When Corker urged the president early on Tuesday to stand clear of the tax debate and "leave it to the professionals" - Trump rounded on him in a series of tweets, and the war of words was on.

"Bob Corker, who helped President O give us the bad Iran Deal & couldn't get elected dog catcher in Tennessee, is now fighting Tax Cuts," Trump tweeted.

"Same untruths from an utterly untruthful president," shot back Corker, who opposed the Iran nuclear deal because he believed it was too weak.

"I don't know why he lowers himself to such a low, low standard and debases our country in the way that he does, but he does," Corker - who like Flake is not seeking re-election in 2018 - went on to tell reporters, voicing regret for supporting Trump's presidential bid.

'Political price'

In the past week, Trump has been harshly criticised by two high-profile Republicans: Former president George W Bush, who said "bigotry seems emboldened" in the Trump era, and Senator John McCain, a former war hero who issued a searing rebuke to Trump's ideas and politics.

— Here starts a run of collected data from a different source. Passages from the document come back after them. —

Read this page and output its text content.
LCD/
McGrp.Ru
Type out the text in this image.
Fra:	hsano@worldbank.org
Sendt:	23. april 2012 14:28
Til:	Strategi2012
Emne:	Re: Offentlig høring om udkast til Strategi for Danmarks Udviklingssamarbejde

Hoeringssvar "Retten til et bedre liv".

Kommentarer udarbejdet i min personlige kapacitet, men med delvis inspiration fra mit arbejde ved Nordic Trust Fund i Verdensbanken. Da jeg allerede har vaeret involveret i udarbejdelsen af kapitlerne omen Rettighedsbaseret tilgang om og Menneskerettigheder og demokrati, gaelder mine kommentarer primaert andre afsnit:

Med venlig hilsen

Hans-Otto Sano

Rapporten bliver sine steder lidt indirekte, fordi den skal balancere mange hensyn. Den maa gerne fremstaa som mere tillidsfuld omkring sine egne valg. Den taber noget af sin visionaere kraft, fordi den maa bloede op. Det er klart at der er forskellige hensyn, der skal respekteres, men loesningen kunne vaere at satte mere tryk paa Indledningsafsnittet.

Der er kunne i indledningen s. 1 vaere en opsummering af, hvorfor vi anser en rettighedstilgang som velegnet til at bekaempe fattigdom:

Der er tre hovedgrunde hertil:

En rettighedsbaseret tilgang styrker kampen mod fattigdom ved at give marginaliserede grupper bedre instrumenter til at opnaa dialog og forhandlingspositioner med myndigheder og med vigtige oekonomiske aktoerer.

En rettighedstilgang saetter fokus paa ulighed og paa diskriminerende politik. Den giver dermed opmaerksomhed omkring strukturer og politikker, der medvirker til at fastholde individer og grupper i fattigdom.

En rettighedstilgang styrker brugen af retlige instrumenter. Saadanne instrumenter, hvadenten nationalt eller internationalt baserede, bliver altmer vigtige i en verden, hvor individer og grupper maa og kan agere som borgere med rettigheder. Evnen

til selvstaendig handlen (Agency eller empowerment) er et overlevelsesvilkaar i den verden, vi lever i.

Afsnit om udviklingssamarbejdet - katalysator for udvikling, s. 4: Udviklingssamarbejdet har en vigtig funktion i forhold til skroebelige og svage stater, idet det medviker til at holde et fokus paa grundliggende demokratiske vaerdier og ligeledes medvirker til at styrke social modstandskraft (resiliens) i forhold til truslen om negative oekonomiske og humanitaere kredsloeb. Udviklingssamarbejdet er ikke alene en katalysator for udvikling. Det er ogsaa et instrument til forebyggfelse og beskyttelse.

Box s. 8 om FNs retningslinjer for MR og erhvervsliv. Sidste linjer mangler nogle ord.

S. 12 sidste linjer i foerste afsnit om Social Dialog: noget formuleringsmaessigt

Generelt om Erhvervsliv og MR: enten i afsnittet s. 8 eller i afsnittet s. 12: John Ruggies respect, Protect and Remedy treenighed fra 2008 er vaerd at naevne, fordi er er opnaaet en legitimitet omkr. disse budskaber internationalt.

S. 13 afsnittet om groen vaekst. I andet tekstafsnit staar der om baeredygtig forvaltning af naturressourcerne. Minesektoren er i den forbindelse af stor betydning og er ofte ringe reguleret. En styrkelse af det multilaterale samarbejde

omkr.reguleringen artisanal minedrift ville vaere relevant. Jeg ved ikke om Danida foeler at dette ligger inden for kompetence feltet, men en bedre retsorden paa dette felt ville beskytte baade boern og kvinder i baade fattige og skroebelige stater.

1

Trump's feud with Corker has further exposed the president's tensions with some Republicans in Congress, where a major legislative victory this year has proved elusive.

Immediately after Flake's speech, McCain, the senior senator from their state of Arizona, praised him for his "honour" and "patriotism".

"I have seen Jeff Flake stand up for what he believes in, knowing full well that there would be a political price to pay," McCain said.

Trump has previously attacked Flake as "weak" and "ineffective", and has derided Corker's height while labelling him "incompetent".

White House spokesperson Sarah Huckabee Sanders responded to their twin attacks on Trump by saying voters would likely not have supported either senator were they to have run again.

"I think that they were not likely to be re-elected, and I think that that shows that the support is more behind this president than it is those two individuals," she said.

Republicans and Democrats alike expressed their sadness about Flake's announced departure.

"Jeff Flake is good people," said Democratic Senator Brian Schatz.

"If he's not sufficiently Republican, I don't know what the modern Republican Party is."